Sunday, September 12, 2004

CHINA'S (AND OUR) SOCIAL REVOLUTION CONTINUES


From the NYT's Week in Review section, China's poor, rural migrant workers swarm to the cities:

its scale already dwarfs the migrations that reshaped America and the modern Western world. China, by official count, has 114 million migrant workers who have left rural areas, temporarily or for good, to work in cities, and that doesn't include tens of millions of family members who moved with them. Government experts predict the number will rise to 300 million by 2020, eventually to 500 million. Today, Shanghai alone has three million migrant workers; by comparison, the entire Irish migration to America from 1820 to 1930 is thought to have involved perhaps 4.5 million people.

"This is the largest movement in human history," said Cheng Li, a government professor at Hamilton College, in Clinton, N.Y., who specializes in China. "It is far bigger, and the speed is unprecedented."

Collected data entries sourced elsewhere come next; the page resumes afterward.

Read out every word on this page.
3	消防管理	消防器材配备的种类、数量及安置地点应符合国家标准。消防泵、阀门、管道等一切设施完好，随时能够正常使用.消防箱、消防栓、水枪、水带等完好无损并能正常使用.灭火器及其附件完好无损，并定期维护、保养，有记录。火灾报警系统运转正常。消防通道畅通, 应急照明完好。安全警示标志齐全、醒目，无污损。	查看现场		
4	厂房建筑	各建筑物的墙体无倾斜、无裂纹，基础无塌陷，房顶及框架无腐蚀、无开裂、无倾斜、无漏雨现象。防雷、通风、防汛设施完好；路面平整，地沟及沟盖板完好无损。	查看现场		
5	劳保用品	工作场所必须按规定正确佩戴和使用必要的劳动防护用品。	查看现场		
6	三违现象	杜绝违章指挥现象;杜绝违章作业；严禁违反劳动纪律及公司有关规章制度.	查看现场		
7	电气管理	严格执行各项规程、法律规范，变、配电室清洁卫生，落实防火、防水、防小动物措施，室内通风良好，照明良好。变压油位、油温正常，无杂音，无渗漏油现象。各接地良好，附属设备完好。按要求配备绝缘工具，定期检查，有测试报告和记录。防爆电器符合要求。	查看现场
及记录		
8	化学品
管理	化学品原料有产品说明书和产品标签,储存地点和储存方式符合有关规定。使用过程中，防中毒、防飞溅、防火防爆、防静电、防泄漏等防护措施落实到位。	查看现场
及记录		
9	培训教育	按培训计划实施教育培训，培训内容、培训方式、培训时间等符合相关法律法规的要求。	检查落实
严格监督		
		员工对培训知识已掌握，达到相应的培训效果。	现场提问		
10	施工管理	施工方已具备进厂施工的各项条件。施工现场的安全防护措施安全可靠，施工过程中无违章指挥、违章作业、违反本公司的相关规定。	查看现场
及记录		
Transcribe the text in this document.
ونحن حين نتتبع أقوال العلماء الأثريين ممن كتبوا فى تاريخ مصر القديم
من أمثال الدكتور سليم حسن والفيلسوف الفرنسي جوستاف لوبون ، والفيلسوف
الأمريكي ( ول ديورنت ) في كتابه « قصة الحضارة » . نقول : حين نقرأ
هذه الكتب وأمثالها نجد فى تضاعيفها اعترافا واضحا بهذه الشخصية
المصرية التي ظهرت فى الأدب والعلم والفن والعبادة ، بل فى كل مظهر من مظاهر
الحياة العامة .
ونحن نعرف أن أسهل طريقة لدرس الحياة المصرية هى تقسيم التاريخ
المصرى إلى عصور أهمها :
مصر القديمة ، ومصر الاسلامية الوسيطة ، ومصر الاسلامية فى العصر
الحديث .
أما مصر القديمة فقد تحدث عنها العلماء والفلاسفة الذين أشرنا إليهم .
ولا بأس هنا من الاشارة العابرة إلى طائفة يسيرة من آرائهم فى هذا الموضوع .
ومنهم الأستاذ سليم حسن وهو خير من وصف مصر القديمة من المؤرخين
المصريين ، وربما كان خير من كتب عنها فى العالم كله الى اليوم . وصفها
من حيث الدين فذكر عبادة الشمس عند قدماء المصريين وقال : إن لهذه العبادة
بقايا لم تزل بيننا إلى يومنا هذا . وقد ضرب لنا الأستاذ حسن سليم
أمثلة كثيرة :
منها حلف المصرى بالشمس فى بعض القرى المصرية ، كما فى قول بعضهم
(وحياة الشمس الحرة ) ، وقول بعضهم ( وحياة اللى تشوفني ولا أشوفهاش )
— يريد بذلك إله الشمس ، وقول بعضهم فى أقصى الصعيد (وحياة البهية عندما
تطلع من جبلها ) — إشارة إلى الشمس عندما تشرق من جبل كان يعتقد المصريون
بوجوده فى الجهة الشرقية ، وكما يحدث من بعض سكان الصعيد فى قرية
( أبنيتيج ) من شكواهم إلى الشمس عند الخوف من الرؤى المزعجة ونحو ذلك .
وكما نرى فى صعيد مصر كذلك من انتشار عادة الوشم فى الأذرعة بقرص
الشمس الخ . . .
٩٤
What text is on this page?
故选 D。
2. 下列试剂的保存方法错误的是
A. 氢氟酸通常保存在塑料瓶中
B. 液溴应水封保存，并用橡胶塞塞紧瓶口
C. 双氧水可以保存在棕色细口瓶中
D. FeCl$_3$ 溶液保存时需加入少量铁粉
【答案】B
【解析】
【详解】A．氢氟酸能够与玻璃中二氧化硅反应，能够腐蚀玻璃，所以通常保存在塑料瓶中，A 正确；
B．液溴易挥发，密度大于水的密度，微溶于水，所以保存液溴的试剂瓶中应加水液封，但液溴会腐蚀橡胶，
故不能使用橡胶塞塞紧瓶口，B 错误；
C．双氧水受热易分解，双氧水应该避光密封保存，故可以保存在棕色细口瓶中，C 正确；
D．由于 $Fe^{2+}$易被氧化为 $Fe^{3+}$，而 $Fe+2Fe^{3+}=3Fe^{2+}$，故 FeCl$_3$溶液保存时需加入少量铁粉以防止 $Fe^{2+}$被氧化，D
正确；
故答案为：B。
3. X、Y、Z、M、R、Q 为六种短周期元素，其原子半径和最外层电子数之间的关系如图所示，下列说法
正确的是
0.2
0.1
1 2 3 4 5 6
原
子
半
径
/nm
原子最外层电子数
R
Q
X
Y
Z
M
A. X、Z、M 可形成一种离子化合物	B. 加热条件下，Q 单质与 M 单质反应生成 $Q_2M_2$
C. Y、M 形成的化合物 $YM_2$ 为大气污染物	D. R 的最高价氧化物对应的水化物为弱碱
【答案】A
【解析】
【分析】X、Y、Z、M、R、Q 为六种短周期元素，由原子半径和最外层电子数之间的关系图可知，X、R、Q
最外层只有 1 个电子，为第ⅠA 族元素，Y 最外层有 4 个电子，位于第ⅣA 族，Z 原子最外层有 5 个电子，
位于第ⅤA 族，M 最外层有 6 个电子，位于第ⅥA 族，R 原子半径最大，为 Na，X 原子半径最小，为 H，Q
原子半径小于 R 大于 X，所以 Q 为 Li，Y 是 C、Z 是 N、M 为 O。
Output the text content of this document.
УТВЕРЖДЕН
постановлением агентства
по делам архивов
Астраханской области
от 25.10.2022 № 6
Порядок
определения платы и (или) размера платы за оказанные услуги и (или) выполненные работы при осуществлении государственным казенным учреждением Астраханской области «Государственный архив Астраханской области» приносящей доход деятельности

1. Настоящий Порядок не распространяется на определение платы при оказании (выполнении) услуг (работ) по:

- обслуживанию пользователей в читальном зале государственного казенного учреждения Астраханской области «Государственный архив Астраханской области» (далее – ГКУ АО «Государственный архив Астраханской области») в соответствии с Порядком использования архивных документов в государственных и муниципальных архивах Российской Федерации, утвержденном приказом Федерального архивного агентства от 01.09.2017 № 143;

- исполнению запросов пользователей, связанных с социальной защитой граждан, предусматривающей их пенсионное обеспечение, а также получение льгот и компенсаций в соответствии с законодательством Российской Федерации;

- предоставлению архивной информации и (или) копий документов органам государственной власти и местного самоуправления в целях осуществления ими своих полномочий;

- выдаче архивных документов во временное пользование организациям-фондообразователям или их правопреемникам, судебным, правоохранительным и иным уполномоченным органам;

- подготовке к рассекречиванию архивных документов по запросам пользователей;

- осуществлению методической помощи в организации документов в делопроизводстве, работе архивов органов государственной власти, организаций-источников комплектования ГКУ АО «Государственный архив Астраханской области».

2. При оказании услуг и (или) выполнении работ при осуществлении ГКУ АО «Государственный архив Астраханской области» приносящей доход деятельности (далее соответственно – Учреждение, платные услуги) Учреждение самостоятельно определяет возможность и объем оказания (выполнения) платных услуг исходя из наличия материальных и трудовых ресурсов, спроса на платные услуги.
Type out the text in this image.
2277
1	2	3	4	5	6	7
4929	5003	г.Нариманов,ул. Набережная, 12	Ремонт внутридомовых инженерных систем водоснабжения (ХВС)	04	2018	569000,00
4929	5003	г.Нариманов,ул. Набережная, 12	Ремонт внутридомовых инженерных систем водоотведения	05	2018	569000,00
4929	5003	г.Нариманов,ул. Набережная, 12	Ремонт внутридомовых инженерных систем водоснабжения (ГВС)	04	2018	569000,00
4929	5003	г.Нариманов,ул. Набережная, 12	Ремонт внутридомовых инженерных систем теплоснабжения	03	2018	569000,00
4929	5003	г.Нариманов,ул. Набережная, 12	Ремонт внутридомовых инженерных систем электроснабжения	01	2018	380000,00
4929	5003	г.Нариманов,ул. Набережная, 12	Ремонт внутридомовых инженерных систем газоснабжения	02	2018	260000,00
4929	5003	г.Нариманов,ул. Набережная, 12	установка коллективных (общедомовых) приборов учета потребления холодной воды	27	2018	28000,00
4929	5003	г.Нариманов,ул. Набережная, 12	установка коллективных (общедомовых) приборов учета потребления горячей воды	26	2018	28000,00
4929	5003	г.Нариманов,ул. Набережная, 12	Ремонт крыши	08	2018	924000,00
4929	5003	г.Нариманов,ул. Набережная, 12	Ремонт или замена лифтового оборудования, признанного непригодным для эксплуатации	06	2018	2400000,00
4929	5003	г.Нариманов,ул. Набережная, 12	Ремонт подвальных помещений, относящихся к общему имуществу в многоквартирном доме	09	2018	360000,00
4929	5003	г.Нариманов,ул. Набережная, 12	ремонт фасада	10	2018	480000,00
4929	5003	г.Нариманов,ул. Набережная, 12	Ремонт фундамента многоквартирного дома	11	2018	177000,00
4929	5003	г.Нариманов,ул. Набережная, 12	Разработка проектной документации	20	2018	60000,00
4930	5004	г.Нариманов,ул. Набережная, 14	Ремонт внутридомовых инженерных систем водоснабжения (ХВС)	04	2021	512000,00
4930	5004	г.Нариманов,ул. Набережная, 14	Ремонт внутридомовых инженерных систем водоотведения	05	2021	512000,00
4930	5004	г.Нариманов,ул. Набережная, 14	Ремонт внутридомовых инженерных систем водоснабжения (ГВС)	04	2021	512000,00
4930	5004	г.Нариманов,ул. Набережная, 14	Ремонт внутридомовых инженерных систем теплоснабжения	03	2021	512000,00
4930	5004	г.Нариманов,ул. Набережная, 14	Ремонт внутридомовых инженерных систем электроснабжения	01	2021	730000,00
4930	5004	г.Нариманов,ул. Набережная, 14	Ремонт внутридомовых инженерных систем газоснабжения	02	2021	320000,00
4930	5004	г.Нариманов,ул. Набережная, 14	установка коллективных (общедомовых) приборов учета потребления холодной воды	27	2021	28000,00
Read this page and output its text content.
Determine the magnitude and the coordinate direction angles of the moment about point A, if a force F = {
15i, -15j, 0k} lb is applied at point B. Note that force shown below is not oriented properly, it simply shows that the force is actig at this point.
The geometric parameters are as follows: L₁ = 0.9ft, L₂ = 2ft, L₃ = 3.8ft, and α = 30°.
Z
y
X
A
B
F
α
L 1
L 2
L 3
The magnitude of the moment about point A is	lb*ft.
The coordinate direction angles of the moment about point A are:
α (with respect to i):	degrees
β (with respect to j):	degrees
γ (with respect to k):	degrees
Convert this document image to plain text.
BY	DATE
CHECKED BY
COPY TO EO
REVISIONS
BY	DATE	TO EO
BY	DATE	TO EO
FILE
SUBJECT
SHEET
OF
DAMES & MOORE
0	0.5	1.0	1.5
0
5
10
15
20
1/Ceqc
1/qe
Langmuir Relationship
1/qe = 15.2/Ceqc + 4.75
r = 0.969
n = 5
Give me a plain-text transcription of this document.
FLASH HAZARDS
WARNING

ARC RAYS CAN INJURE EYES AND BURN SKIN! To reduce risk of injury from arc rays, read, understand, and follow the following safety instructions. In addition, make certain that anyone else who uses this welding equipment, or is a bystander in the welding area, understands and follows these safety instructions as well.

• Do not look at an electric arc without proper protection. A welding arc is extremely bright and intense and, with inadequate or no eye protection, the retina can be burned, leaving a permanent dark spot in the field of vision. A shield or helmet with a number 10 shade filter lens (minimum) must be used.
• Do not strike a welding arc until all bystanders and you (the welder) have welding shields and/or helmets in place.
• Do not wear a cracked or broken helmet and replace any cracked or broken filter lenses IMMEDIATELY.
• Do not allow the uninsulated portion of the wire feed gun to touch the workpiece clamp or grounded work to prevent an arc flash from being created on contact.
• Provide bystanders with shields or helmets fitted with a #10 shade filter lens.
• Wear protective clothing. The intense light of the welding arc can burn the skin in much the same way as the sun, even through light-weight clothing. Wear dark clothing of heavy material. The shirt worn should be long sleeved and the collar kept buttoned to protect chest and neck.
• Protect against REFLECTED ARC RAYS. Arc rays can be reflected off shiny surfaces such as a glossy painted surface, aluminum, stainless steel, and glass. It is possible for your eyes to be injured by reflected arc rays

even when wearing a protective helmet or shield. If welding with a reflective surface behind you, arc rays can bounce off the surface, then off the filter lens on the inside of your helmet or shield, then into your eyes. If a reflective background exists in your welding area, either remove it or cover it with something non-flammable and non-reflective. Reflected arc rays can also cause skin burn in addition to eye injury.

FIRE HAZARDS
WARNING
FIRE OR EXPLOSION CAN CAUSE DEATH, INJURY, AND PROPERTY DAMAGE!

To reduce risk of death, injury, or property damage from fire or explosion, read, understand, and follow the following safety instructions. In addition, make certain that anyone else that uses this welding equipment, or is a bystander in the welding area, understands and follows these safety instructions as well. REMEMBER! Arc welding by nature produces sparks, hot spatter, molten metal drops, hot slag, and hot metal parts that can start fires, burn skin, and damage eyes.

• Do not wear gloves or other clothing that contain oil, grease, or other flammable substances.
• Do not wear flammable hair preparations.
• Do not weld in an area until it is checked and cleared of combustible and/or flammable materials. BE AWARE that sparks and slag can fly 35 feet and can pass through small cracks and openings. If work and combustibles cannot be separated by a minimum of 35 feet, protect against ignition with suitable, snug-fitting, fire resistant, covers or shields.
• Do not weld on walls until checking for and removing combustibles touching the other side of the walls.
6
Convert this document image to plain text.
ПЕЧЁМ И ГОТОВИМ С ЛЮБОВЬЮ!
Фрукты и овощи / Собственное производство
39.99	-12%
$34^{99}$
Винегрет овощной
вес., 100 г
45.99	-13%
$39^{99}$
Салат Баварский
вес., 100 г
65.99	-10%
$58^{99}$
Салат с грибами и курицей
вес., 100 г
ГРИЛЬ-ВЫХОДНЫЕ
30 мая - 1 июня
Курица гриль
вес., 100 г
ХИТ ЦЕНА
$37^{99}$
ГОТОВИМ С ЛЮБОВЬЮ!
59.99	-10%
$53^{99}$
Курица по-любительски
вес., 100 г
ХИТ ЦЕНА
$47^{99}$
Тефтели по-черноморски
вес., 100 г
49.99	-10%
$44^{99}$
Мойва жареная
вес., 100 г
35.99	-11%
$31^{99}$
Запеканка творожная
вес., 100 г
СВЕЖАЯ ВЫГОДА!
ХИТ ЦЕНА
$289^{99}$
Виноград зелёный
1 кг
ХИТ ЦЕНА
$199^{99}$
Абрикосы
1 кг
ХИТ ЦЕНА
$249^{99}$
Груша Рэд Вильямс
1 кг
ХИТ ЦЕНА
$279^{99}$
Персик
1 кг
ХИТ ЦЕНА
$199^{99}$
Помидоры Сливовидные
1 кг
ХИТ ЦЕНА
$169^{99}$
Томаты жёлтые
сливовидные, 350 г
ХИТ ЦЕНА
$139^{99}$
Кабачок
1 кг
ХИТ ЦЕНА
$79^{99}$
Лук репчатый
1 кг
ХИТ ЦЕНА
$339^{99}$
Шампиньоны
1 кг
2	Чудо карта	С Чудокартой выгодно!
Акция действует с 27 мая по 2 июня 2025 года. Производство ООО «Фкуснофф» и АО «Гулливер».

For now, the government is encouraging migration to promote its immediate goal of providing cheap factory and construction labor and its long-term goal of urbanization. Every wealthy modern nation has had to shift from a rural-based economy to an urban one in order to prosper. China is trying to make this transition - which involves a fifth of the world's population - in record time. How well, or poorly, the government handles this migration will determine whether these workers help create a middle-class society or just form a permanent underclass in a country that has already become sharply divided between rich and poor.